The author is definitely one of the most inspiring of all researchers in the field of applied artificial intelligence. For those, such as this reviewer, who are working "in the trenches" of applied AI, his website is better than morning coffee. One does not have to agree with all the conclusions reached by the author in order to enjoy this book, but he does make a good case, albeit somewhat qualitative, for the occurrence, in this century, of what he and other futurists have called a `technological singularity.' He defines this as a period in the future where the rate of technological change will be so high that human life will be `irreversibly transformed.' There is much debate about this notion in the popular literature on AI, but in scientific and academic circles it has been greeted with mixed reviews. Such skepticism in the latter is expected and justified, for scientists and academic researchers need more quantitative justification than is usually provided by the enthusiasts of the singularity, which in this book the author calls "singularitarians." Even more interesting though is that the notion of rapid technological change seems to be ignored by the business community, who actually stand to gain (or lose) the most by it.

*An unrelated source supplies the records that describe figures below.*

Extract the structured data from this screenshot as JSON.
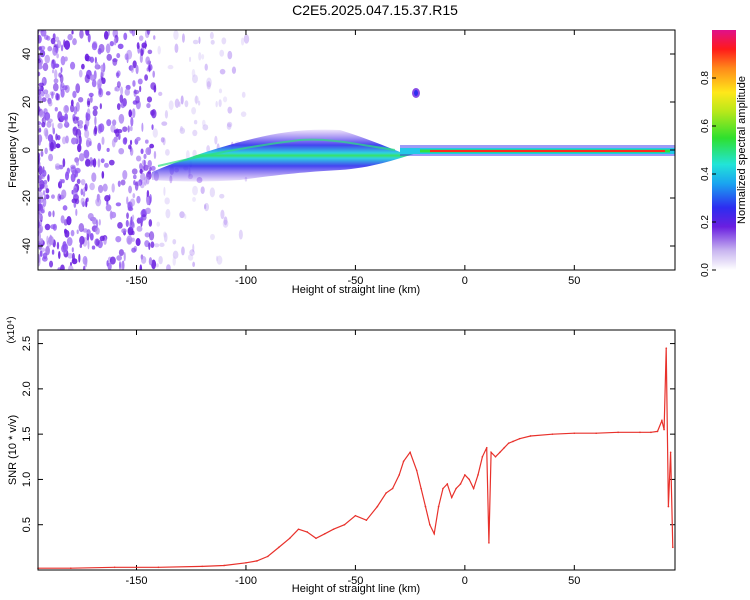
{
  "title": "C2E5.2025.047.15.37.R15",
  "chart_data": [
    {
      "type": "heatmap",
      "title": "C2E5.2025.047.15.37.R15",
      "xlabel": "Height of straight line (km)",
      "ylabel": "Frequency (Hz)",
      "xlim": [
        -195,
        96
      ],
      "ylim": [
        -50,
        50
      ],
      "x_ticks": [
        -150,
        -100,
        -50,
        0,
        50
      ],
      "y_ticks": [
        -40,
        -20,
        0,
        20,
        40
      ],
      "colorbar": {
        "label": "Normalized spectral amplitude",
        "range": [
          0.0,
          1.0
        ],
        "ticks": [
          0.0,
          0.2,
          0.4,
          0.6,
          0.8
        ]
      },
      "grid": false
    },
    {
      "type": "line",
      "xlabel": "Height of straight line (km)",
      "ylabel": "SNR (10 * v/v)",
      "y_multiplier": "(x10⁴)",
      "xlim": [
        -195,
        96
      ],
      "ylim": [
        0,
        2.65
      ],
      "x_ticks": [
        -150,
        -100,
        -50,
        0,
        50
      ],
      "y_ticks": [
        0.5,
        1.0,
        1.5,
        2.0,
        2.5
      ],
      "series": [
        {
          "color": "#e8312b",
          "x": [
            -195,
            -180,
            -160,
            -140,
            -120,
            -110,
            -100,
            -95,
            -90,
            -85,
            -80,
            -76,
            -72,
            -68,
            -64,
            -60,
            -55,
            -50,
            -45,
            -40,
            -36,
            -33,
            -30,
            -28,
            -25,
            -22,
            -20,
            -18,
            -16,
            -14,
            -12,
            -10,
            -8,
            -6,
            -4,
            -2,
            0,
            2,
            4,
            6,
            8,
            10,
            11,
            12,
            14,
            16,
            18,
            20,
            22,
            25,
            30,
            40,
            50,
            60,
            70,
            80,
            85,
            88,
            90,
            91,
            92,
            93,
            94,
            95
          ],
          "y": [
            0.02,
            0.02,
            0.03,
            0.03,
            0.04,
            0.05,
            0.08,
            0.1,
            0.15,
            0.25,
            0.35,
            0.45,
            0.42,
            0.35,
            0.4,
            0.45,
            0.5,
            0.6,
            0.55,
            0.7,
            0.85,
            0.9,
            1.05,
            1.2,
            1.3,
            1.1,
            0.9,
            0.7,
            0.5,
            0.4,
            0.7,
            0.9,
            0.95,
            0.8,
            0.9,
            0.95,
            1.05,
            1.0,
            0.9,
            1.05,
            1.25,
            1.35,
            0.3,
            1.3,
            1.25,
            1.3,
            1.35,
            1.4,
            1.42,
            1.45,
            1.48,
            1.5,
            1.51,
            1.51,
            1.52,
            1.52,
            1.52,
            1.53,
            1.65,
            1.55,
            2.45,
            0.7,
            1.3,
            0.25
          ]
        }
      ]
    }
  ]
}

Since this book is aimed primarily at a wide audience, and not professional researchers, the author does not include detailed arguments or definitions for the notion of machine intelligence or a list of the hundreds of examples of intelligent machines that are now working in the field. Indeed, if one were to include a discussion of each of these examples, this book would swell to thousands of pages. There are machines right now used in business and industry that can manage, troubleshoot, and analyze networks, diagnose illnesses, compose music definitely worth listening to, choreograph dances, simulate human behavior in computer games, recommend and engage in financial transactions and bargaining, and many, many other tasks, a detailed list of which would, again, entail many thousands of pages.
There are various psychological issues that arise when discussing machine intelligence, which if believed might prohibit the acceptance of any kind of notion of a technological singularity. For example, it is one of the historical peculiarities of research in AI that advances in the field are later trivialized, i.e. when a problem in AI becomes solved it no longer holds any mystery and is then considered to be just another part of information processing. It is then no longer regarded as `intelligent' in any sense of the term. This phenomenon in AI research might be called the "Michie-McCorduck-Hofstader effect", named after the three individuals, Donald Michie, Barbara McCorduck, and Douglas Hofstader, who discussed it some detail in their writings. If one examines the history of AI, one finds many examples of this effect, such as in knowledge discovery from databases, the use of business rules in database technologies, and the use of ontologies for information systems development. One of the best examples of this effect though is the backgammon player TD-Gammon, a highly sophisticated example of machine intelligence but which is now considered to be merely part of the "programmer's toolbox." The Michie-McCorduck-Hofstader effect is important in discussing the notion of a technological singularity since if one does occur this effect would diminish one's ability to recognize it as being real. The author does not name this phenomenon as such in the book, but a reading of it definitely reveals that he is aware of the skepticism expressed by many towards any "advances" in machine intelligence.
Another one of these psychological issues regards the attitude of many philosophers on the notion of machine intelligence. In most cases they are extremely skeptical, and many AI researchers seem to feel the need to "refute" their opinions on the "impossibility" of intelligent machines. Unfortunately the author is one of these, and devotes space in the book to counter various philosophical arguments against AI. His arguments, although valid, are really a waste of time though. Such time would be better spent, both for the author and for AI researchers, in the actual development of intelligent machines. A moratorium should be declared among AI researchers on all philosophical speculation. Such musings are best left to professional philosophers, who have the time and the inclination to indulge themselves in them.
There are other issues that should have been given more attention in the book, such as more details on the energy requirements needed to bring about such a singularity. In addition, the author needs to sharpen just what he means by intelligence and move away from the Turing test/human brain benchmark that he uses in the book. There are many examples of intelligence in the natural world, and these can and have been emulated in many different types of machines. Interestingly, the fixation on human intelligence and the reverse engineering of the human brain (that is exemplified in this book) has inspired a few research teams to attempt to build a machine of "general intelligence", i.e. one that can think in many different domains, as clearly humans can. But it is still an open question whether this intelligence is "entangled" over these domains, i.e. whether or not a decrease in ability in one domain will affect the ability in another. From an evolutionary or efficiency standpoint it would seem that that domain specific intelligence is more optimal.
The notion of a technological singularity can be met with both exhilaration and a sense of foreboding, since (radical) change can be embraced with enthusiasm and with some feelings of anxiety. Even the author expresses this when he writes in the book that he is not "entirely comfortable" with all the consequences of a technological singularity. He has though made a fairly strong case for rapidly accelerating change. If the book concentrated more on the actual examples of intelligent machines and included the enormous amount of data from activities in applied AI that are now going on, an even stronger case could be made.